Based on the Data Mode of each readout card, derived signals are extracted from the raw data and made available to libgetdata users. The field extraction and conversion is accomplished according to the same rules used by mce_data.py and mas_data.pro , i.e. the data are scaled to some reference level for that signal. See the discussion in the Data Mode page.
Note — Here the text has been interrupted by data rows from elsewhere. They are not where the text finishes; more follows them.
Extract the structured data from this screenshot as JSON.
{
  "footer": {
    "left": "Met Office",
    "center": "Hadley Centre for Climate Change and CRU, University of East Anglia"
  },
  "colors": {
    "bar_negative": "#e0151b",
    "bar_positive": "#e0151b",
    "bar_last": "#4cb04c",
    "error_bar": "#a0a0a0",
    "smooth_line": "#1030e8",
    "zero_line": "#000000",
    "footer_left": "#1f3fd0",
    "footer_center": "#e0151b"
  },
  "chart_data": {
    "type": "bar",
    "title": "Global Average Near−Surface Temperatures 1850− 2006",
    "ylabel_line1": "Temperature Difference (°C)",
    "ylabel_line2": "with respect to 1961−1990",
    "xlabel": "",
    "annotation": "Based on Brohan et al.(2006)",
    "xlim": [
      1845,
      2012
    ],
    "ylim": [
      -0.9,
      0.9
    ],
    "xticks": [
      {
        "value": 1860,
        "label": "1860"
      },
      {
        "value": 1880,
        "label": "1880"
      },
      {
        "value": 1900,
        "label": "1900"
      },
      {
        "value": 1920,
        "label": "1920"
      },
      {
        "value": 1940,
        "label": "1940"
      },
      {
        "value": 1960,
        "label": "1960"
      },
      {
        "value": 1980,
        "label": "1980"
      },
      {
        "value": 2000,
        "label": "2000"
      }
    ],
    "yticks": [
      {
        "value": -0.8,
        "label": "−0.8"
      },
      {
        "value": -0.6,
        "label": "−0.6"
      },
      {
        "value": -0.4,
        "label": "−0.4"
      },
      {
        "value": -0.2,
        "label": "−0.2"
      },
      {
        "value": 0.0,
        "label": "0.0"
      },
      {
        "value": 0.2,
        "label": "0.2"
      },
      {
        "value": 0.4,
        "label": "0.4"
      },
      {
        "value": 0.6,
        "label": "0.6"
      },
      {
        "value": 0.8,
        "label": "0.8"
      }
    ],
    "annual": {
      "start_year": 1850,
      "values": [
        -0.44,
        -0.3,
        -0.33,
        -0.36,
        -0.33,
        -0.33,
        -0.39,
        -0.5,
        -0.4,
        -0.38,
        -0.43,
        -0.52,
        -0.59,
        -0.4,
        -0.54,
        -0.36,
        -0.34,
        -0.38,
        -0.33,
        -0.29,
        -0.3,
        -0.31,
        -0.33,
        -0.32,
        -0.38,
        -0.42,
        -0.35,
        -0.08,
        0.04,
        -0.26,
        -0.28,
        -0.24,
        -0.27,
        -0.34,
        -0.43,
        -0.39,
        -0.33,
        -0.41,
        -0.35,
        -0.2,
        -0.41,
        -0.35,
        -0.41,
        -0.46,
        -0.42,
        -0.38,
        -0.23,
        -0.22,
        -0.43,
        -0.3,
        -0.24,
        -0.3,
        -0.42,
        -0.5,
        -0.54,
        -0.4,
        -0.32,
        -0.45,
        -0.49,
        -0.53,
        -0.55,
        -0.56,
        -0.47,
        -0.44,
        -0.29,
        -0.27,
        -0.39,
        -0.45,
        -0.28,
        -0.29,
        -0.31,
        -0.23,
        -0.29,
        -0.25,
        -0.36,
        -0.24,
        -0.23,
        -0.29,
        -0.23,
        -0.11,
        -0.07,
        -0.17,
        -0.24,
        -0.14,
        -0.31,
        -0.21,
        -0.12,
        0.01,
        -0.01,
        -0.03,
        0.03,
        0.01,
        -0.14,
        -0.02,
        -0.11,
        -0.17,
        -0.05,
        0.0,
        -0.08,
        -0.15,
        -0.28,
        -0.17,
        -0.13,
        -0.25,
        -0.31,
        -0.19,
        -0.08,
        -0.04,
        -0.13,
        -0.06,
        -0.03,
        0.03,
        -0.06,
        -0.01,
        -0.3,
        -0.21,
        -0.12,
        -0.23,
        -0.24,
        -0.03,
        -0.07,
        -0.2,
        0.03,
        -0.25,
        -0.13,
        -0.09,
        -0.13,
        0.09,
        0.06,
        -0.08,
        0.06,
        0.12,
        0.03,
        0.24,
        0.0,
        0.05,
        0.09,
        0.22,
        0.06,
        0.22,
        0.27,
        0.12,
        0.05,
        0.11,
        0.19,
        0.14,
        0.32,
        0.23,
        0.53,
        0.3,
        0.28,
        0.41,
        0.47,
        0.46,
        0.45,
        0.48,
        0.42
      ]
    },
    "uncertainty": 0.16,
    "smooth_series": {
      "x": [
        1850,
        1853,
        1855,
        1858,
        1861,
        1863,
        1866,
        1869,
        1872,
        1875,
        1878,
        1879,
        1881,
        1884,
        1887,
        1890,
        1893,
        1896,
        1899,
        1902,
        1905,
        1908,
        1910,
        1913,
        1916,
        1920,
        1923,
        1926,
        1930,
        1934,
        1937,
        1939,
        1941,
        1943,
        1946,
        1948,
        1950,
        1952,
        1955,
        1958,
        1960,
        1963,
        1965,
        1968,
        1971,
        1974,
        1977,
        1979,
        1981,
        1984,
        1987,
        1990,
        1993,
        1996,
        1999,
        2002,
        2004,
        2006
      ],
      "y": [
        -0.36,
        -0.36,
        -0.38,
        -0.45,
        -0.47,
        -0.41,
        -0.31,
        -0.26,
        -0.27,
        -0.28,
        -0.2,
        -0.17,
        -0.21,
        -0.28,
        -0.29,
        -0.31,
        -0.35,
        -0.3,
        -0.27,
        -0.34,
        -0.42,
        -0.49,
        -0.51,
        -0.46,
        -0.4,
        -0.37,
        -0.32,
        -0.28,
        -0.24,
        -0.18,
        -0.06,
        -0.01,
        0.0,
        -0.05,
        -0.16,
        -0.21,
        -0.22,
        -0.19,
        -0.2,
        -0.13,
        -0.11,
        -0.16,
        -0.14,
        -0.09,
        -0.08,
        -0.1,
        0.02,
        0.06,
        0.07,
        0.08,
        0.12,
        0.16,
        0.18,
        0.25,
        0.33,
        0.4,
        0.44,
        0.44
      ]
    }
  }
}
The field names for error, feedback, filtered feedback, and phi0 counter data are, respectively (for r00c00)

error_r00c00
fb_r00c00
filt_r00c00
fj_r00c00

For some conversions, it is necessary to first extract the bitfield from the raw MCE word and then scale it. In these cases an intermediate field will be created, e.g.:

INTER_filt_r00c00

Such fields can be ignored.

Warning about signed fields in mixed-mode data

Currently the dirfile standard does not support sign extension of bit-field data. The result is that signed signals from mixed-mode MCE data will appear as positive numbers, with 'negative' values -D represented by the large positive number 2^n - D. For example, in data mode 4 the error signal is encoded in the lowest-order 14 bits of the MCE word. An error reading of 12 gets encoded as 00000000001100 in binary and would be extracted as 12, but an error reading of -12 would be encoded with the 14 binary digits 11111111110100, and upon extraction would end up as 2^14 - 12 = 16372.

Sign-related issues can be corrected in down-stream software; there is no information loss. But something like KST will not naturally 'do the right thing' here, so the time-stream and spectrum plots will be awful.